Mechanism of carbon monoxide oxidation by the carbon monoxide dehydrogenase/acetyl-CoA synthase from Clostridium thermoaceticum: Kinetic characterization of the intermediates

Carbon monoxide dehydrogenase/acetyl-CoA synthase (CODH/ACS) from Clostridium thermoaceticum catalyzes (i) the synthesis of acetyl-CoA from a methylated corrinoid protein, CO, and coenzyme A and (ii) the oxidation of CO to CO2. CO oxidation occurs at a Ni- and FeS-containing center known as cluster C. Electrons are transferred from cluster C to a separate metal center, cluster B, to external accepters like ferredoxin. In the work described here, we performed reductive titrations of CODH/ACS with CO and sodium dithionite and monitored the reaction by electron paramagnetic resonance (EPR) spectroscopy. We also performed pre-steady-state kinetic studies by rapid freeze-quench EPR spectroscopy (FQ-EPR) and stopped-flow kinetics. Redox titrations of CODH/ACS revealed the existence of a UV-visible and EPR-silent electron acceptor denoted center S that does not appear to be associated with any of the other metal centers in the protein.
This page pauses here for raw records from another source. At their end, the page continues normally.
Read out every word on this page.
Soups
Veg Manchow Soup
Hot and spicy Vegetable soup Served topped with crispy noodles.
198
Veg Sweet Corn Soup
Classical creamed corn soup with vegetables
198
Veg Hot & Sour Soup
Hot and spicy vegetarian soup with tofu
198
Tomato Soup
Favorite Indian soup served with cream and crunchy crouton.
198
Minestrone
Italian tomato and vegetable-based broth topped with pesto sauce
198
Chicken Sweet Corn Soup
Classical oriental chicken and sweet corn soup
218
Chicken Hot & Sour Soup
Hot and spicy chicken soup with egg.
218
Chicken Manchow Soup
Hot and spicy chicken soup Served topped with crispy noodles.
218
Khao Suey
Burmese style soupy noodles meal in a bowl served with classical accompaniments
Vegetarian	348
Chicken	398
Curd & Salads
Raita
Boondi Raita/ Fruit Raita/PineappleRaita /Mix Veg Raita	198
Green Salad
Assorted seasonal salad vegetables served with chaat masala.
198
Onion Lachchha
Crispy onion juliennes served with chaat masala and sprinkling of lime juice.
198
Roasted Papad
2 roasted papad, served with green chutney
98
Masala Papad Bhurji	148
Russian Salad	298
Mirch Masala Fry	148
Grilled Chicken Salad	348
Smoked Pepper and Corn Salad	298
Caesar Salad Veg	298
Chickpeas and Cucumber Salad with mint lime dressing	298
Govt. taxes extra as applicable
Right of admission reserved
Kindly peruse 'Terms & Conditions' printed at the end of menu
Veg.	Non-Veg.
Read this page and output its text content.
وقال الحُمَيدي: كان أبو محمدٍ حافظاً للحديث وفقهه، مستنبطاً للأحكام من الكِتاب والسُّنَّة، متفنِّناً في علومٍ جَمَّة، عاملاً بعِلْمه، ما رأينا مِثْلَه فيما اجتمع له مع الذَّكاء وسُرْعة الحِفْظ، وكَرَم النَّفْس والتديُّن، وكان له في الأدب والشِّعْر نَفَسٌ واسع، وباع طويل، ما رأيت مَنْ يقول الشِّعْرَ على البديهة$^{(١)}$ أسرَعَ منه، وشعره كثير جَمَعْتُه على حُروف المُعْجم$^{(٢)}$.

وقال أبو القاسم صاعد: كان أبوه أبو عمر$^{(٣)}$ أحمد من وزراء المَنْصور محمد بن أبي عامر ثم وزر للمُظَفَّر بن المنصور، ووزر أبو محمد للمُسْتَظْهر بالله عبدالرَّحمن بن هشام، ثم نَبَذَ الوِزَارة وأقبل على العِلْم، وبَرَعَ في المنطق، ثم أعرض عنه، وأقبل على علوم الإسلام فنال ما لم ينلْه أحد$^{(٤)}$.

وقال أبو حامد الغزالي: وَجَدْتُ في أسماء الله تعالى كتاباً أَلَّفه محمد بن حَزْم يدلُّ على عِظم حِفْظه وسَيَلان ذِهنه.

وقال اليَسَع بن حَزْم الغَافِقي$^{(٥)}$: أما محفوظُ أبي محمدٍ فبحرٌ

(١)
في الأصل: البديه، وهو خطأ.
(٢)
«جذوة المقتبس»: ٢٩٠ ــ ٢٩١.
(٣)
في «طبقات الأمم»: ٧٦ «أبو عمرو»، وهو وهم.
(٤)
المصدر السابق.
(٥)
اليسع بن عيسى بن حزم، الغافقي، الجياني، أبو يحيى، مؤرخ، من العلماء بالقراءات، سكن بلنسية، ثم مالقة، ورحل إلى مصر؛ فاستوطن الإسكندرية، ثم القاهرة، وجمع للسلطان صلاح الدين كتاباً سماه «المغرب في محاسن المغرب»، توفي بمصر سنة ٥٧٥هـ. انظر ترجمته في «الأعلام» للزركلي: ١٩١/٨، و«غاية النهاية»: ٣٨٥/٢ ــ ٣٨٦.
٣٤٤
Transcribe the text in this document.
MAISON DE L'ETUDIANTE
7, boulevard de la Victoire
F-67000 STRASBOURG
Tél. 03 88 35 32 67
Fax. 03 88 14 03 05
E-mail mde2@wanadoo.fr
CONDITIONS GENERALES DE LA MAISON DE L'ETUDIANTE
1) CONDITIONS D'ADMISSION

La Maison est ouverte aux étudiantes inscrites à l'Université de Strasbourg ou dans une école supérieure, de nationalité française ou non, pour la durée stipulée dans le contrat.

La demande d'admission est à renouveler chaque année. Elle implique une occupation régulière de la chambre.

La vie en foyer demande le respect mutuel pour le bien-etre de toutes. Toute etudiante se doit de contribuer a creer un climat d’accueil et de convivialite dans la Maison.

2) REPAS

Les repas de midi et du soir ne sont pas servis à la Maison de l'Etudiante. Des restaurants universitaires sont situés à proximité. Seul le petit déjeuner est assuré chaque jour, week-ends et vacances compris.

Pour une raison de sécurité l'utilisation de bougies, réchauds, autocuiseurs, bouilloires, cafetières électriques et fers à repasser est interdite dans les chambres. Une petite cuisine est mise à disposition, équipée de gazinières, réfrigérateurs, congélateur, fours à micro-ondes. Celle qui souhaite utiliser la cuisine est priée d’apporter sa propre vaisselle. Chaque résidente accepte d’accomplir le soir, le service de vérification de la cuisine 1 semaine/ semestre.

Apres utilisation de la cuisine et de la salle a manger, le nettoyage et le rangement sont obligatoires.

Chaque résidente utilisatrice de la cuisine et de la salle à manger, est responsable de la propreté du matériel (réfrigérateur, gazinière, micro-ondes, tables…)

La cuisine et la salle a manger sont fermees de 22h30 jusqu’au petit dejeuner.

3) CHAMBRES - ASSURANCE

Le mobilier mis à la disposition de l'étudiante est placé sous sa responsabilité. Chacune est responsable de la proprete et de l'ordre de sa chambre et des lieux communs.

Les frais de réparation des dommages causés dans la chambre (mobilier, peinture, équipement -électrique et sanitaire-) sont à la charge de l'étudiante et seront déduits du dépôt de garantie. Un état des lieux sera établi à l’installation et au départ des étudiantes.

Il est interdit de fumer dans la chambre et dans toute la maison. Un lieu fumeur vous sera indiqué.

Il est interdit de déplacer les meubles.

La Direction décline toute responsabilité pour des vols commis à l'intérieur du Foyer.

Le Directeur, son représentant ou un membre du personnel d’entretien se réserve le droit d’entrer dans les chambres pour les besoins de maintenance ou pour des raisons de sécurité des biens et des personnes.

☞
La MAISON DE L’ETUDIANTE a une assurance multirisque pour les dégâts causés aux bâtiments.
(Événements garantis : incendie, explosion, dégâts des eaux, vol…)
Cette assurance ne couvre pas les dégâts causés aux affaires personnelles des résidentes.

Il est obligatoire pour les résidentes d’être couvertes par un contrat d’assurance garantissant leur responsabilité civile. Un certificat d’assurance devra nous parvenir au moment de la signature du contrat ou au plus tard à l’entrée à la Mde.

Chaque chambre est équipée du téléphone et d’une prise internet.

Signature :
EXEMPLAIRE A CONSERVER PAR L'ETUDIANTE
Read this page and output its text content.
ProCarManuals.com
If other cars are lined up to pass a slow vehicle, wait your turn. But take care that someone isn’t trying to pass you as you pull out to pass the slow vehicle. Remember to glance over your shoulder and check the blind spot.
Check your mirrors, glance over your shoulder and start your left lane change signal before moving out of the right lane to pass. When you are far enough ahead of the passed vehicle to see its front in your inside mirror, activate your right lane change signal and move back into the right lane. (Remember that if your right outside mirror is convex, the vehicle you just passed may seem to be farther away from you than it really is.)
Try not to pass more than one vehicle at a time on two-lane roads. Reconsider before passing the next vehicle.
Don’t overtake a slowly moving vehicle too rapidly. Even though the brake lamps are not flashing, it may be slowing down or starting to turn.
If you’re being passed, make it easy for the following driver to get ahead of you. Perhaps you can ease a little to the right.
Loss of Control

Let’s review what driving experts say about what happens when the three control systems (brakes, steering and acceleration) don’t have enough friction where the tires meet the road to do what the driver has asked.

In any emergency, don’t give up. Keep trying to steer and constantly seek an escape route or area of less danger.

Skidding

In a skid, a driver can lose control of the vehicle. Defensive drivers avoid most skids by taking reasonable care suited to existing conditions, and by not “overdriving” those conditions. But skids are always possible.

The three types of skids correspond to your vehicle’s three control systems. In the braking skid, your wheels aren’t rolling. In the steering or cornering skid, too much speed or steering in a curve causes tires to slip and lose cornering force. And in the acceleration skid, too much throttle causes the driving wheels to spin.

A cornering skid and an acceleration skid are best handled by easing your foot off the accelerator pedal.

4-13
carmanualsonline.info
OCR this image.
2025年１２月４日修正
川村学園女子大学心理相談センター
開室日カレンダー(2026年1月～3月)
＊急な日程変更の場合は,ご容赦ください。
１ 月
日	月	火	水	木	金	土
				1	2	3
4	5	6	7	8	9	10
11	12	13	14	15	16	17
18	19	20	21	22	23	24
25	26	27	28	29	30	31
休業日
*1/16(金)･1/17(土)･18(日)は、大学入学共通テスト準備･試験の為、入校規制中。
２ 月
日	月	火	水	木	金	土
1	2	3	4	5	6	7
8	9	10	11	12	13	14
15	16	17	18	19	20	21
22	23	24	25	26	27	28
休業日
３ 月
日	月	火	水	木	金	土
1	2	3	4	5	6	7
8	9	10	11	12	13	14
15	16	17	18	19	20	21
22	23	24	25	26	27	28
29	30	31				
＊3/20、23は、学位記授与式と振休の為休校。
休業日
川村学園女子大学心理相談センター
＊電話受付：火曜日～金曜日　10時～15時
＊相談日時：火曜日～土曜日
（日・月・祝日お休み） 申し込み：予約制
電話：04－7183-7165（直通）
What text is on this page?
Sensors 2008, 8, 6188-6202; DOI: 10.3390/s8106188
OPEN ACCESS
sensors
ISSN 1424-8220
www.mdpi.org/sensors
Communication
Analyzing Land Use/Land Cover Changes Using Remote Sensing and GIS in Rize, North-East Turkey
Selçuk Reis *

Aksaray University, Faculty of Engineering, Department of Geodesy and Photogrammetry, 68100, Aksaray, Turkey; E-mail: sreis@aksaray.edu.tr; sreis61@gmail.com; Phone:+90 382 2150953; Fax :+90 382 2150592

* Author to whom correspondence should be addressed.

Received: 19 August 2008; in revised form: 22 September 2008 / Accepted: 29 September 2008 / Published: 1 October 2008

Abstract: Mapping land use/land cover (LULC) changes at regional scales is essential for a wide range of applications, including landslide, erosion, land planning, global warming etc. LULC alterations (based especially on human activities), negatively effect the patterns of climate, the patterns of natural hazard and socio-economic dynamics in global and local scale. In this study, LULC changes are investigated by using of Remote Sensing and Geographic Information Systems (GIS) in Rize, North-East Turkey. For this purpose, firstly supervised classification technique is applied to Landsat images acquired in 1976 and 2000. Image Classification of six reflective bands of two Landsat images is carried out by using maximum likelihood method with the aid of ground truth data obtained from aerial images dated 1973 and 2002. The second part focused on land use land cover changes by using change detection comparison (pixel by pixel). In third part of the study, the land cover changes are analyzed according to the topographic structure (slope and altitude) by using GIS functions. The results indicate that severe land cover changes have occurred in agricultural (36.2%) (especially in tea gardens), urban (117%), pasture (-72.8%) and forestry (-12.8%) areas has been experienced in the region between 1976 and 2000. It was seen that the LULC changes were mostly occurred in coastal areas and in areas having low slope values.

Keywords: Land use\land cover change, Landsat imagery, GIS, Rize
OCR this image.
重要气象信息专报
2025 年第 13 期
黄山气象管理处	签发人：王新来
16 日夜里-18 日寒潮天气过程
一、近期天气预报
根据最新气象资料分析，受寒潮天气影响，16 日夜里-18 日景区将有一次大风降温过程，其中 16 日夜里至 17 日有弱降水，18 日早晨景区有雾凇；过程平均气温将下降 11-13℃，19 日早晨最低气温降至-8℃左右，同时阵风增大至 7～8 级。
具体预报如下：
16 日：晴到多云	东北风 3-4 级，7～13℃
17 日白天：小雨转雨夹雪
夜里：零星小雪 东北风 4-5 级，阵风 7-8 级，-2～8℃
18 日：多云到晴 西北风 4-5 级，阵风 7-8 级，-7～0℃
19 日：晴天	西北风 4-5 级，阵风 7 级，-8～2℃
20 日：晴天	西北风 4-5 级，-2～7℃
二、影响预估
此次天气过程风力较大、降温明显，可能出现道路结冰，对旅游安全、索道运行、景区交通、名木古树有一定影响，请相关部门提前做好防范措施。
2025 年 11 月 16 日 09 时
Our results support the previous proposals [Anderson, M. E., & Lindahl, P. A. (1994) Biochemistry 33, 8702-8711; Anderson, M. E., & Lindahl, P. A. (1996) Biochemistry 35, 8371-8380] that the C-red2 form of cluster C is two electrons more reduced than the C-red1 form. The combined results from titrations and pre-steady-state studies were used to formulate a mechanism for CO oxidation, composed of the following steps: (i) CO binding to the [C-red1,B-ox,X-ox] state to yield a C-red1-CO complex; (ii) two-electron reduction of C-red1 to C-red2 concerted with CO2 release; (iii) binding of a second CO molecule to the [C-red2,B-ox,X-ox] state to form a C-red2-CO complex; (iv) electron transfer from C-red2-CO to cluster B to form [C-red2,B-red,X-red] with concerted release of the second CO2. Step iii competes with internal electron transfer from C-red2 to B-ox and X-ox. At high CO concentrations, step iii is favored, whereas at low concentrations, only one CO molecule per turnover binds and undergoes oxidation. Closure of the catalytic cycle involves electron transfer from reduced enzyme to an electron acceptor protein, like ferredoxin. X-ox is a yet-uncharacterized electron acceptor that may be an intermediate in the reduction of center S. The C-red2 state appears to be the predominant state of cluster C during steady-state turnover. The rate-determining step for the first half-reaction is step iv, while during steady-state turnover, it appears to be electron transfer to external electron accepters.